Two doctors are talking at the start of the film, and one is telling he has just heard a story under hypnosis that he can scarcely credit. Jane (Beverly Garland), his receptionist, recounts the tale, which the doctor plays for his colleague. Jane had married a man from the Southern US, and while on their honeymoon, they were sitting on a train. He receives a frantic telegram, gets off at the station to place a telephone call, only to have the train pull off with his waiting Bride. The Bride gets off at the next stop and tries to find her groom, but he has vanished.

After years of searching, she finally tracks down the ancestral home of his family. His domineering mother does not welcome Jane, but Jane won't go away without answers to her questions. At times, as Jane prowls the bayous the movie is quite hauntingly lensed. However, dialog is stilted, frustrating, rushed, the acting is OTT or so understated it borders on laconic, and the special effects, well, as I said are grade C. Toss in the great Lon Chaney as a drunken lecherous redneck swamp-rat, a perfect bizarre touch to one strange film that seems to succeed in spite of itself!
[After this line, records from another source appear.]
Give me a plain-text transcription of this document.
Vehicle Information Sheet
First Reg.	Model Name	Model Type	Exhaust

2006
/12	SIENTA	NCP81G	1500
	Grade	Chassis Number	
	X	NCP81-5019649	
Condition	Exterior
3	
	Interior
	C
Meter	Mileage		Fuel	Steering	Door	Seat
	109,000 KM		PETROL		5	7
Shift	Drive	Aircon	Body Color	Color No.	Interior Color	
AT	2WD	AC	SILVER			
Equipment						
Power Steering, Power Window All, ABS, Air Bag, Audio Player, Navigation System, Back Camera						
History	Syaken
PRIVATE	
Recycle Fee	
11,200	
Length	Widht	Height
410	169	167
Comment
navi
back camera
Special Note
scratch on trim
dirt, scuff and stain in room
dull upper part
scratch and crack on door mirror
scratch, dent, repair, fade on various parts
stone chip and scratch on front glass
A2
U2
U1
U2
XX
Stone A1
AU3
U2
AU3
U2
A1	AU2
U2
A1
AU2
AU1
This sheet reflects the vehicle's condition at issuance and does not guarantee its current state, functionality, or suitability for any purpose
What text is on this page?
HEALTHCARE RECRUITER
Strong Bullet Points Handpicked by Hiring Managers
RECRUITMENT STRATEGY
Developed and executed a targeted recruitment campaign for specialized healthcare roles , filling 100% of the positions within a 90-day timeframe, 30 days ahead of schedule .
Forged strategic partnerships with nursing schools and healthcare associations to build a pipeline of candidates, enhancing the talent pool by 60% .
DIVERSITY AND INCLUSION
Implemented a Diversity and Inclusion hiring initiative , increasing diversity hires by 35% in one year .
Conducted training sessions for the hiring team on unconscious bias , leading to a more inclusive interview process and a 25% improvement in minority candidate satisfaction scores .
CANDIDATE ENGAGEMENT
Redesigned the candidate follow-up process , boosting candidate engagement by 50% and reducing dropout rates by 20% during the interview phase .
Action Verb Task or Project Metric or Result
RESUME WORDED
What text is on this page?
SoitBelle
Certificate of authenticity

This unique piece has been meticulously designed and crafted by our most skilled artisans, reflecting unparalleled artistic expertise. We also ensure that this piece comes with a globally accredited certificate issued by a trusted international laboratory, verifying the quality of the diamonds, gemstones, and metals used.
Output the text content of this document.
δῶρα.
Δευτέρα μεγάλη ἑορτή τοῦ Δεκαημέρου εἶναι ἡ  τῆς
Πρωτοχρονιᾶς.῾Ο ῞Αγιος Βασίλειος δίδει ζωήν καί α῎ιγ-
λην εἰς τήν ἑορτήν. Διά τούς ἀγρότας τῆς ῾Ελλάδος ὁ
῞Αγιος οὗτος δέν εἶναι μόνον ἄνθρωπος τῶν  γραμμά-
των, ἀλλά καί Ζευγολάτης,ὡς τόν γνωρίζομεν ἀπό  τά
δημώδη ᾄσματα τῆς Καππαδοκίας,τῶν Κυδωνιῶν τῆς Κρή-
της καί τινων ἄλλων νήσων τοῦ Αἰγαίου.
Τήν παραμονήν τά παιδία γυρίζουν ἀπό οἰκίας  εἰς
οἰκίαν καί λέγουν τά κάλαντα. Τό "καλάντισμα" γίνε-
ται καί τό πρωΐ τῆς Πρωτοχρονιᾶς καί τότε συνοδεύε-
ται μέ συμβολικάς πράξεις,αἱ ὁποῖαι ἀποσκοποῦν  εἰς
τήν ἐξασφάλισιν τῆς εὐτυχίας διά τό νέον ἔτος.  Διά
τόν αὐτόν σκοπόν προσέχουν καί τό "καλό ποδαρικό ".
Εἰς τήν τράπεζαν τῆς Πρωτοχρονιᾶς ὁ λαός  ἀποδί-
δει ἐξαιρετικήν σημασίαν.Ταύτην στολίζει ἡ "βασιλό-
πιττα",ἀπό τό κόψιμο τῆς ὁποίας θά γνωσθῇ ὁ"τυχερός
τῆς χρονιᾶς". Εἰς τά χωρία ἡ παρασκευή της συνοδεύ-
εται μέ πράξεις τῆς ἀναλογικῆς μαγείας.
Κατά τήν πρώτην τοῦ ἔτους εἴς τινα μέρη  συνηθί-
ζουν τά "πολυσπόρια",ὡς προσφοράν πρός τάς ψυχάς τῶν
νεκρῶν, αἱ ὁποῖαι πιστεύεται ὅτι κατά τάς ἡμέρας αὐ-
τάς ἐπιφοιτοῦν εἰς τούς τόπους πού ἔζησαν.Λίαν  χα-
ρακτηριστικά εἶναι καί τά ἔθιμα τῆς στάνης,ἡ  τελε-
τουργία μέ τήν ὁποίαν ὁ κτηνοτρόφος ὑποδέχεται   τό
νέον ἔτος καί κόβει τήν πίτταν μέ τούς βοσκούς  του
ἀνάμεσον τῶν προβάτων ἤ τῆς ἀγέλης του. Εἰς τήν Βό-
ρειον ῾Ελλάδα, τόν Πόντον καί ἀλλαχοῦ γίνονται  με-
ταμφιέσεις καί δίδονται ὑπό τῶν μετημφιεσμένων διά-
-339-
Great fun for a cold rainy autumn night.

BRIDE OF RE-ALLIGATOR....4
A doctor uses a serum on his nurse, Jane (Beverly Garland) to get her to re-live a trauma she has no memory of. A very strange tale emerges: When her husband Paul disappears on their honeymoon, Jane traces him to a Louisiana plantation deep in the swamps where no one will tell her what happened to him. She insists on staying and discovers Paul is around but can't find him. Why? Because mad doctor George Macready is performing bizarre experiments with alligators (and people) and Paul is turning into an alligator! Lon Chaney Jr. co-stars as a hook-handed assistant with a hatred for "gaters" because one bit off his hand and Frieda Inescourt ("Return of the Vampire") is the mistress of the plantation trying to cover up the awful horrors as Garland gets more and more inquisitive. There's Deep South atmosphere to spare and creepy crawlies in the swamp as Garland runs around screaming. She's good as Jane and really put through the mill here. Obviously, this is no classic but it's a fun 50's creature feature for collectors with laughable make-up effects and a fun turn by Chaney Jr. with that hook-hand. No wonder Jane developed amnesia after this experience...when you see the "alligator-man" you'll know why. Gotta love it.